Thank you for your time and efforts.
With lot of respect
Hikmat Jaber
hikmat101@hotmail.com
hikmat99@maktoob.com
-
Centralized and Decentralized systems
2003-02-17 10:05:37 Nelson Minar [Reply | View]
The term "distributed system" means different things to different people. I use it to mean any system that involves a network. In that usage centralized, decentralized, rings, hybrids, etc are all "distributed systems".
[logical vs physical topology]
My article is a bit sloppy on this point. One way you can look at a topology is the physical fact of how the bits move from machine to machine, the details of the routing. That view can be nonsensical; for instance all Internet systems are in some sense decentralized because that's the way Internet routing works. So it's often useful to look more at the logical structure of the system. oreilly.com is logically a single centralized web site, even if physically the site itself is organized as a ring and your web browser's packets get there via a decentralized system.
[centralized+decentralized connections]
In the centralized+decentralized system I describe in the article, what I mean is that you have a group of decentralized hosts acting as centralized servers to leaf clients.

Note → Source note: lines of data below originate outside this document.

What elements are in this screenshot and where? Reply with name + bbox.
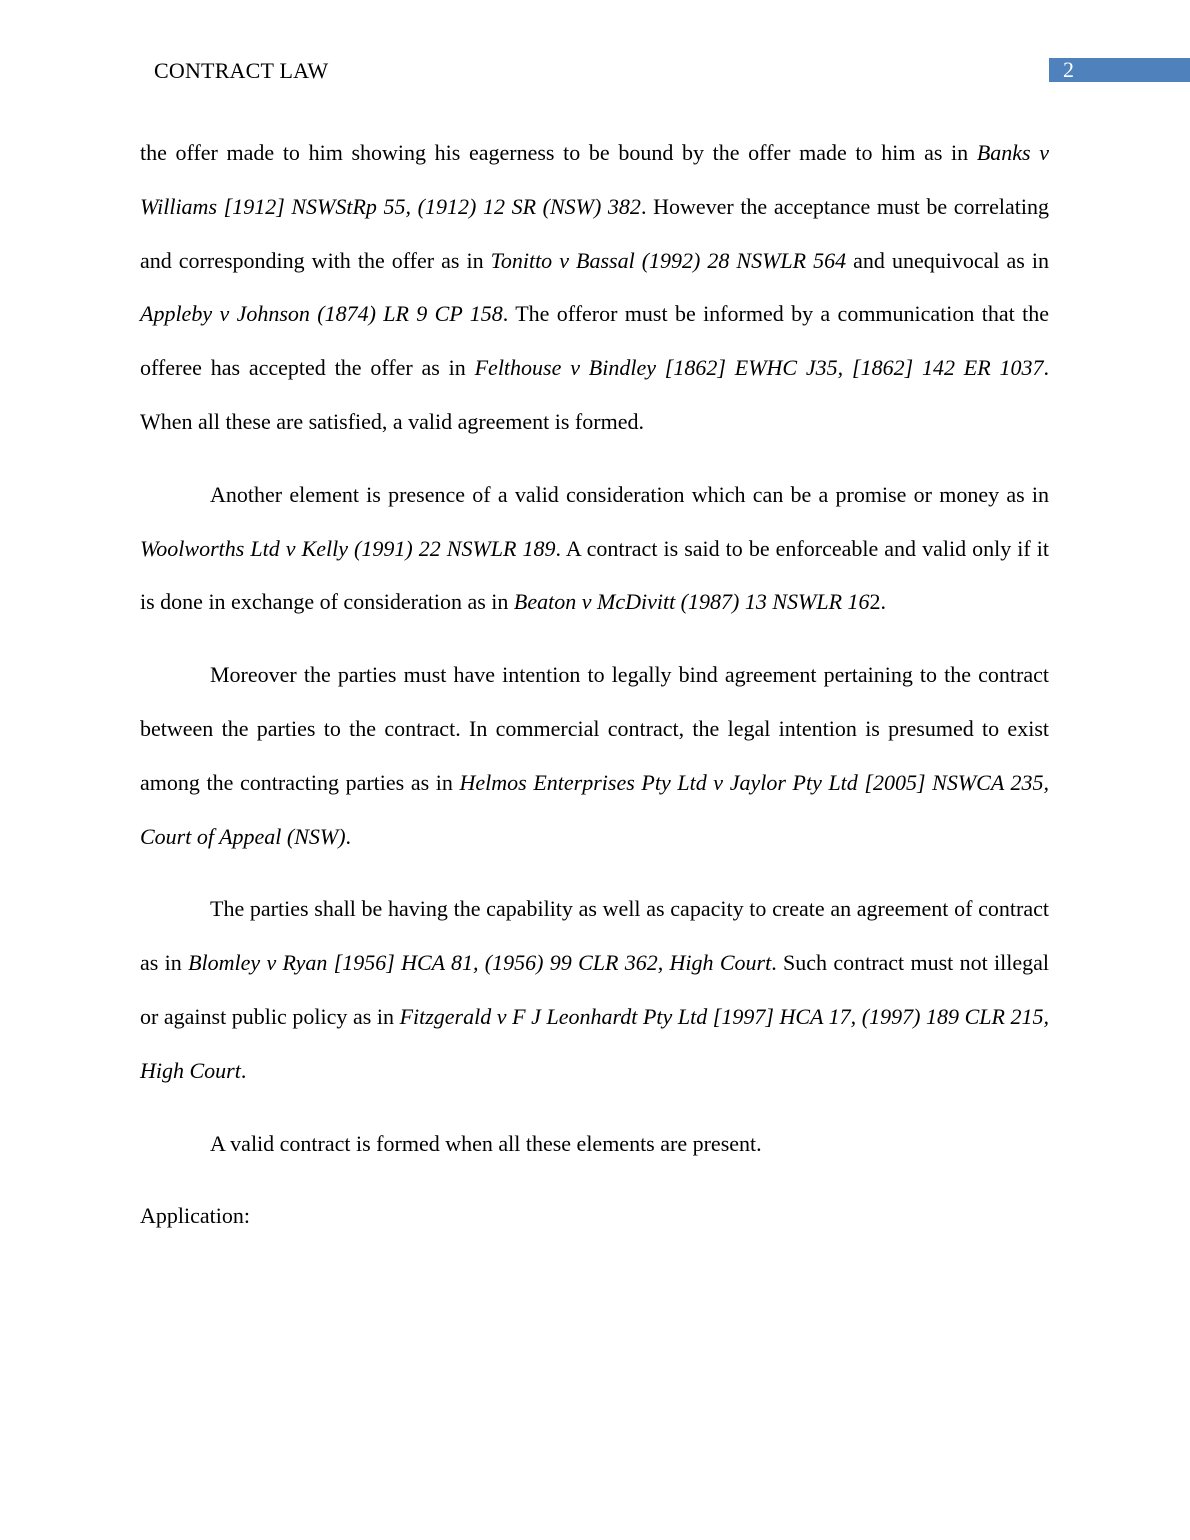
text-run: .	[345, 823, 352, 849]
text-run: . When all these are satisfied, a valid agreement is formed.	[140, 355, 1049, 434]
text-run: the offer made to him showing his eagerness to be bound by the offer made to him as in	[140, 140, 977, 165]
text-run: Moreover the parties must have intention to legally bind agreement pertaining to the contract between the parties to the contract. In commercial contract, the legal intention is presumed to exist among the contracting parties as in	[140, 662, 1049, 795]
case-citation: Blomley v Ryan [1956] HCA 81, (1956) 99 CLR 362, High Court	[188, 950, 772, 976]
text-run: . A contract is said to be enforceable and valid only if it is done in exchange of consideration as in	[140, 535, 1049, 615]
case-citation: Tonitto v Bassal (1992) 28 NSWLR 564	[490, 247, 847, 273]
case-citation: Fitzgerald v F J Leonhardt Pty Ltd [1997] HCA 17, (1997) 189 CLR 215, High Court	[140, 1003, 1049, 1083]
text-run: . Such contract must not illegal or against public policy as in	[140, 950, 1049, 1029]
text-run: .	[240, 1057, 247, 1083]
page-number: 2	[1063, 57, 1074, 82]
running-header-title: CONTRACT LAW	[154, 58, 329, 83]
paragraph-consideration	[140, 468, 1049, 629]
document-body	[140, 126, 1049, 1243]
paragraph-offer-acceptance	[140, 126, 1049, 449]
case-citation: Appleby v Johnson (1874) LR 9 CP 158	[140, 301, 503, 327]
text-run: and unequivocal as in	[846, 247, 1049, 273]
text-run: . The offeror must be informed by a communication that the offeree has accepted the offer as in	[140, 301, 1049, 381]
text-run: A valid contract is formed when all these elements are present.	[210, 1130, 762, 1156]
case-citation: Helmos Enterprises Pty Ltd v Jaylor Pty Ltd [2005] NSWCA 235, Court of Appeal (NSW)	[140, 769, 1049, 849]
paragraph-conclusion	[140, 1117, 1049, 1171]
text-run: The parties shall be having the capability as well as capacity to create an agreement of contract as in	[140, 896, 1049, 976]
case-citation: Banks v Williams [1912] NSWStRp 55, (1912) 12 SR (NSW) 382	[140, 140, 1049, 219]
text-run: . However the acceptance must be correlating and corresponding with the offer as in	[140, 193, 1049, 273]
case-citation: Woolworths Ltd v Kelly (1991) 22 NSWLR 189	[140, 535, 556, 561]
application-heading: Application:	[140, 1203, 250, 1229]
paragraph-intention	[140, 648, 1049, 863]
page-number-badge	[1049, 58, 1190, 82]
paragraph-capacity	[140, 882, 1049, 1097]
case-citation: Felthouse v Bindley [1862] EWHC J35, [1862] 142 ER 1037	[474, 355, 1044, 381]
text-run: Another element is presence of a valid consideration which can be a promise or money as in	[210, 481, 1049, 507]
text-run: 2.	[869, 589, 887, 615]
case-citation: Beaton v McDivitt (1987) 13 NSWLR 16	[513, 589, 870, 615]
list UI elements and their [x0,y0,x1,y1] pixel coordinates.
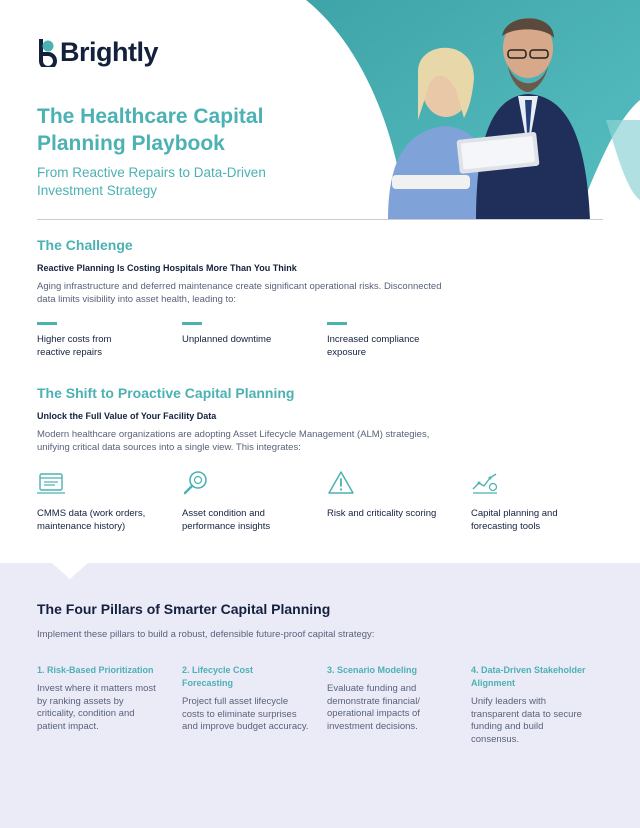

I recommend taking a look at the KaZaA/FastTrack design and its use of supernodes as a good example of this.
-
Here's a new one
2002-01-14 17:00:03 pfh [Reply | View]
I've recently been working on a P2P program that doesn't fit into any of the categories described in this article:
http://yoyo.cc.monash.edu.au/~pfh/circle/
I hope to have more details up on this site in a few weeks.
The basic idea is to divide a hashtable over all nodes in the network, and connect them up in such a way that the node with the information you want can be found easily. It is (theoretically) both very scalable and totally decentralized.
-
The problem of decidability
2002-01-10 06:23:46 hhh [Reply | View]
I think the ability to decide whether an event has happend or not, is very important because many application rely on this ability (ex. Databases, DNS, DSM, etc.). Decentralized systems often lag this ability, because the only way to decide anything is to search througth all nodes. Imagine searching through all of Gnutella to decide whether a file exits - this is next to imposible (I didn't say imposible :o).
This property is part of the 'Information coherence' property, but I think it should be a specific part of the analysis.
Currently I am doing my master's thesis, and I have had good results using a hierarchical topology with a decentralized topology as a safety net to increase fault-tolerance. This is all in its early stages, but the hierarchical topology gives decidability and preliminary tests show good scalability.
Hans Henrik Happe -
The problem of decidability
2002-01-16 03:30:36 kiwipeso [Reply | View]
I'm making a protocol (Samizdat) that is Decentralized Hierarchy based, it uses a list of files & metadata fors peers that is sent to servers on the network.
Only servers need to check the user lists to find files, it can also send you the closest or fastest connection to the file you want.
This is a key part of the operating system I am developing (KAOS) -
The problem of decidability
2002-01-10 10:17:02 Nelson Minar [Reply | View]
Thanks for the thoughts! I had a hard time defining "information coherence" for this article. I agree, "decidability" is a well-defined and well studied concept that gets at some of the issues of coherence.
Academic research on distributed systems has done a huge amount of work on the issues my article is about. My article doesn't really do that work justice; for folks who want to know more, there's a lot to learn!